Auslöser ist eine gemeinsame Recherche von Climate Whistleblowers und dem ZDF („frontal“) mit internationalen Medienpartnern. Dabei geht es um eine mutmaßliche „Alibi“-Homologation: Laut DUH werde eine gedrosselte Version typgenehmigt, gleichzeitig aber ein Umrüstset samt anderer Motorsoftware mitgeliefert bzw. über Händler verfügbar gemacht. Damit, so die Kritik, steigen Leistung, Lärm und Schadstoffausstoß deutlich über die genehmigten Werte.

Nach Angaben der DUH könnten mindestens 32 Enduro-Modelle verschiedener Baujahre betroffen sein. In Deutschland seien bis zu 25.000 Fahrzeuge zugelassen, die „allem Anschein nach“ nicht dem genehmigten Zustand entsprechen.

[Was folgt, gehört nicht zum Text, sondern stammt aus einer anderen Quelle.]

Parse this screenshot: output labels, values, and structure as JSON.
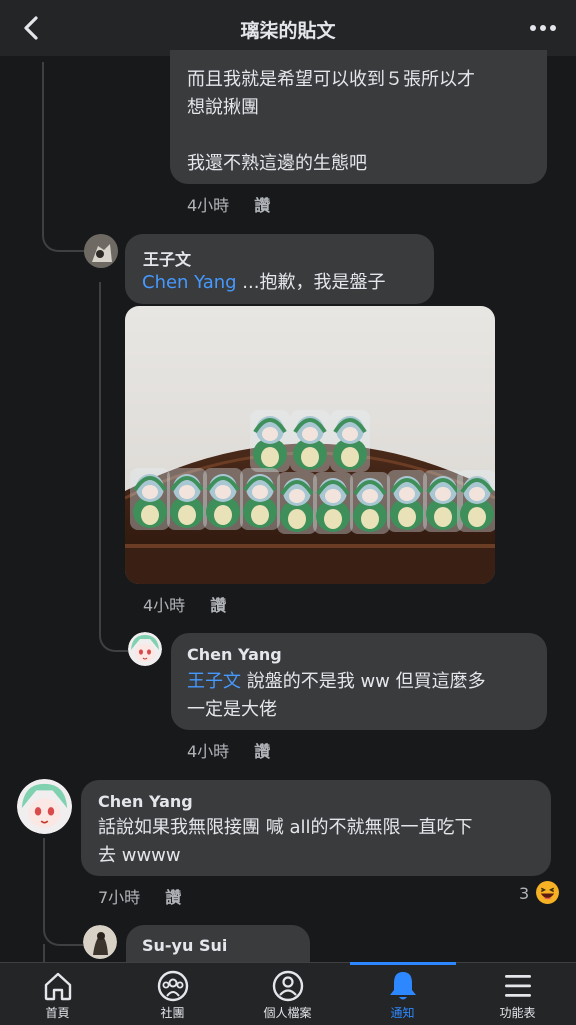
{
  "header": {
    "title": "璃柒的貼文"
  },
  "comments": [
    {
      "lines": [
        "而且我就是希望可以收到５張所以才",
        "想說揪團",
        "",
        "我還不熟這邊的生態吧"
      ],
      "time": "4小時",
      "like": "讚"
    },
    {
      "author": "王子文",
      "mention": "Chen Yang",
      "text": " ...抱歉，我是盤子",
      "time": "4小時",
      "like": "讚"
    },
    {
      "author": "Chen Yang",
      "mention": "王子文",
      "text_line1": " 說盤的不是我 ww 但買這麼多",
      "text_line2": "一定是大佬",
      "time": "4小時",
      "like": "讚"
    },
    {
      "author": "Chen Yang",
      "line1": "話說如果我無限接團 喊 all的不就無限一直吃下",
      "line2": "去 wwww",
      "time": "7小時",
      "like": "讚",
      "reaction_count": "3"
    },
    {
      "author": "Su-yu Sui"
    }
  ],
  "nav": {
    "items": [
      {
        "label": "首頁",
        "icon": "home-icon"
      },
      {
        "label": "社團",
        "icon": "groups-icon"
      },
      {
        "label": "個人檔案",
        "icon": "profile-icon"
      },
      {
        "label": "通知",
        "icon": "bell-icon",
        "active": true
      },
      {
        "label": "功能表",
        "icon": "menu-icon"
      }
    ]
  },
  "colors": {
    "accent": "#2d88ff",
    "mention": "#4599ff",
    "bubble": "#3a3b3c",
    "background": "#18191a"
  }
}
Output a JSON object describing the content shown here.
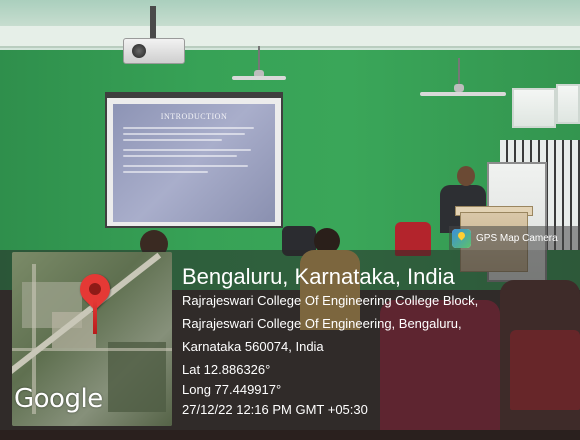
{
  "gps_app": {
    "name": "GPS Map Camera",
    "icon": "gps-map-camera-app-icon"
  },
  "location": {
    "title": "Bengaluru, Karnataka, India",
    "address_line_1": "Rajrajeswari College Of Engineering College Block,",
    "address_line_2": "Rajrajeswari College Of Engineering, Bengaluru,",
    "address_line_3": "Karnataka 560074, India",
    "latitude": "Lat 12.886326°",
    "longitude": "Long 77.449917°",
    "timestamp": "27/12/22 12:16 PM GMT +05:30"
  },
  "map": {
    "brand": "Google",
    "pin_color": "#e53935",
    "pin_icon": "map-pin-icon"
  },
  "slide": {
    "title": "INTRODUCTION"
  }
}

Zur Erklärung: Eine Typgenehmigung ist die behördliche Bestätigung, dass ein Fahrzeugtyp die gesetzlichen Anforderungen (u. a. Emissionen, Geräusch, Sicherheit) erfüllt. Fahrzeuge dürfen im öffentlichen Verkehr grundsätzlich nur betrieben werden, wenn sie der genehmigten Ausführung entsprechen. Änderungen an Software oder Abgas-/Geräuschkomponenten können die Zulassung beeinträchtigen.

„Abschreckende Sanktionen“ gefordert

DUH-Bundesgeschäftsführer Jürgen Resch spricht von einer Verkaufsstrategie, die auf illegale Zulassungen angelegt sei. Die Umweltorganisation verlangt vom KBA eine umfassende Untersuchung sowie „wirksame Maßnahmen“ zur Beseitigung der Rechtsverstöße – bis hin zum Widerruf von Typgenehmigungen und „abschreckenden Sanktionen“ gegen den Hersteller.

Brisant: Laut DUH müssten Käuferinnen und Käufer eine Erklärung unterschreiben, die Maschinen nicht im Straßenverkehr, sondern nur im Wettbewerb oder abseits öffentlicher Wege zu nutzen. Nach Ansicht der Umwelthilfe entbindet das den Hersteller aber nicht von Verantwortung, wenn Fahrzeuge und Zubehör von vornherein auf eine Entdrosselung ausgerichtet seien.

Stellungnahme von KTM

Die KTM AG weist auch die in den jüngsten Medienberichten erhobenen Vorwürfe, KTM Enduro-Motorräder „ohne gültige Typgenehmigung“ in den Verkehr gebracht haben, entschieden zurück. "Die Vertriebspraxis der KTM-Gruppe steht vollständig im Einklang mit den geltenden europäischen Vorschriften. Diese sind nicht nur gültig für KTM, sondern für alle Hersteller in diesem sportlichen Wettbewerbssegment", heißt es in einer Stellungnahme auf Anfrage des KURIER. "Bei den thematisierten Enduro-Maschinen handelt sich dabei um jene Modelle, die etwa beim Erzbergrodeo zum Einsatz gekommen sind. Für den Straßengebrauch im Alltag gibt es viel bessere Alternativen in unserem Portfolio, die nicht nur stärker, sondern auch kostengünstiger sind wie zum Beispiel die 790 Duke um 9.299 Euro im Vergleich zu einer 450 EXC Hard-Enduro um 12.699 Euro inkl. Nova und Mwst."

 Enduro-Modelle in Europa machen rund 3 Prozent des KTM-Konzernabsatzes aus. "Zur sachlichen Einordnung der in den Berichten thematisierten Emissionsfragen: Motorräder verursachen in Deutschland laut Umweltbundesamt rund 0,3 Prozent der CO₂-Gesamtemissionen. Enduro-Wettbewerbsmodelle stellen davon nur einen geringen Bruchteil dar. Ihre Laufleistung liegt ein Vielfaches unter der von Straßenmotorrädern, da sie wenige Stunden im Jahr im Sport- und Trainingsbetrieb eingesetzt werden", heißt es aus Mattighofen.